Saint Charbel

Saint Charbel was a Maronite Catholic priest, monk, and hermit who lived in 19th Century Lebanon and was beatified by Pope Paul VI in 1965.

A Lebonese Maronite, St Charbel is known for both his holiness and his ability to unite Christians, Muslims and Druze.

Youssef Makhlouf was born in the year 1828 in the mountainous village of Bekaa’kafra – said to be the highest village in Lebanon. It was an arena of conflict between the Ottomans and the Egyptian army at the time. The resources of the land were pillaged, homes were confiscated and villagers taken way for forced labour. At a very young age, Youssef himself experienced the loss of his father who died while returning from Corvée in the Turkish forces – an unpaid, forced labour.

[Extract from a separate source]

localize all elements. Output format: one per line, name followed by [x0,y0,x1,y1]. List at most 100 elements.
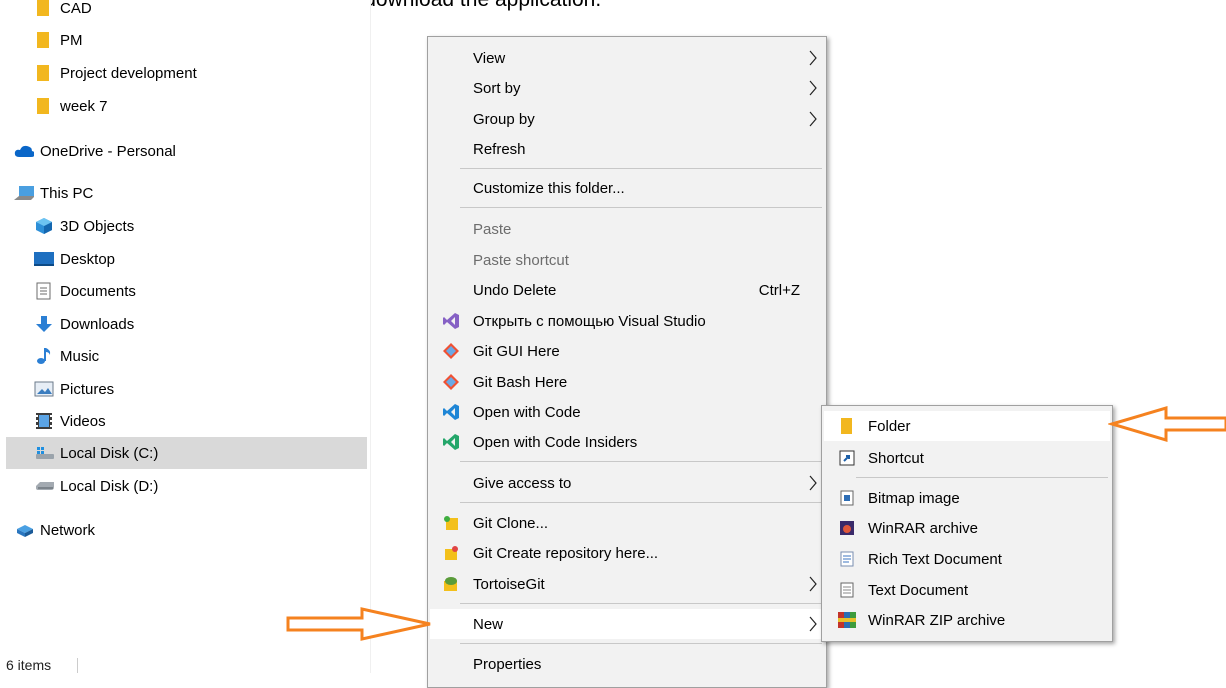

At the age of 23, Youssef joined the Lebanese Maronite Order, entering first the monastery of Our Lady of Mayfouq, followed by the monastery of Saint Maroun, Annaya. He took the name Charbel, and after professing his vows, he continued his studies in the monastery of Kfifan. He was ordained a priest in 1859.  

A year later, while Father Charbel was a monk in the monastery of Saint Maroun, Annaya, Mount Lebanon was experiencing deadly civil war. This affair led to the martyrdom of forty monks from the Lebanese Maronite Order. Despite the death of his brother monks, Father Charbel remained persistent in his prayers, in his devotion to his vows and in his spiritual growth. This led him to enter the hermitage in the year 1875. 

In the last quarter of the nineteenth century, while Father Charbel was living in the hermitage, Mount Lebanon experienced the worst crisis in the 19th century. Unable to compete with Chinese silk which flooded the European market at the time, the Lebanese economy was hit with what was known as the ‘Silk Crisis’, forcing thousands of families to emigrate to Americas. Among those who emigrated to Mexico were Saint Charbel’s brothers. Yet again, the hermit Father Charbel was faced with the pain of losing his family and loved ones.

On 16 December 1898, while celebrating Holy Mass, Father Charbel was struck with hemiplegia. He spent the next eight days in excruciating pain. His only weapon was prayer,  and he persisted in his prayers until he died on the night of Christmas Eve of that same year.

Saint Charbel was buried in the monastery’s burial grounds, but there were few who attended his burial due to the absence of the monks who had gone to the funeral of the Maronite Patriarch Youhanna Al-Hajj.


By Fr Fadi Kmeid OLM

Today, we are encountering times of great change in our societies, and even more so from a religious aspect. Today, and for many, it is difficult to find God. Societies no longer depend on the will of Our Father, but on fate and destiny. The world is not as we knew it, and once more we find ourselves longing for that glorious time that was the time of the Saints. We fall victim to that state of yearning and nostalgia whenever our memories recall decisions of the past which, though may not have been without their flaws, still leave us with the marks of great and joyful experiences. 

The current changes in our society have fittingly driven me to find out more about that time, especially the historical, social, and political conditions in which Saint Charbel lived and was sanctified, so that maybe we can benefit from the past in order to understand the present. 

Saint Charbel is one of those brilliant pages in the history of our Maronite faith, church and our homeland, Lebanon. He lived seventy years of ongoing problems and struggles on this earth and was an example of commitment and stability in God. He never once went astray from his monastic vows. He did not lose his hope in God the Father, the Son, and the Holy Spirit, and thus he reached in his lifetime the height of Christian life and unity with God.  

Charbel’s message to us, today, is not only a message of trust in a God who defeated sin, the devil and death, but also a message of holiness, and of hope in our Lord God Jesus Christ who says: “Come to me, all who labor and are heavy laden, and I will give you rest” (Mt. 11:28).  

No matter how much  time has passed and regardless of how much it has changed, the time of the Saints is here, today, just as it was yesterday.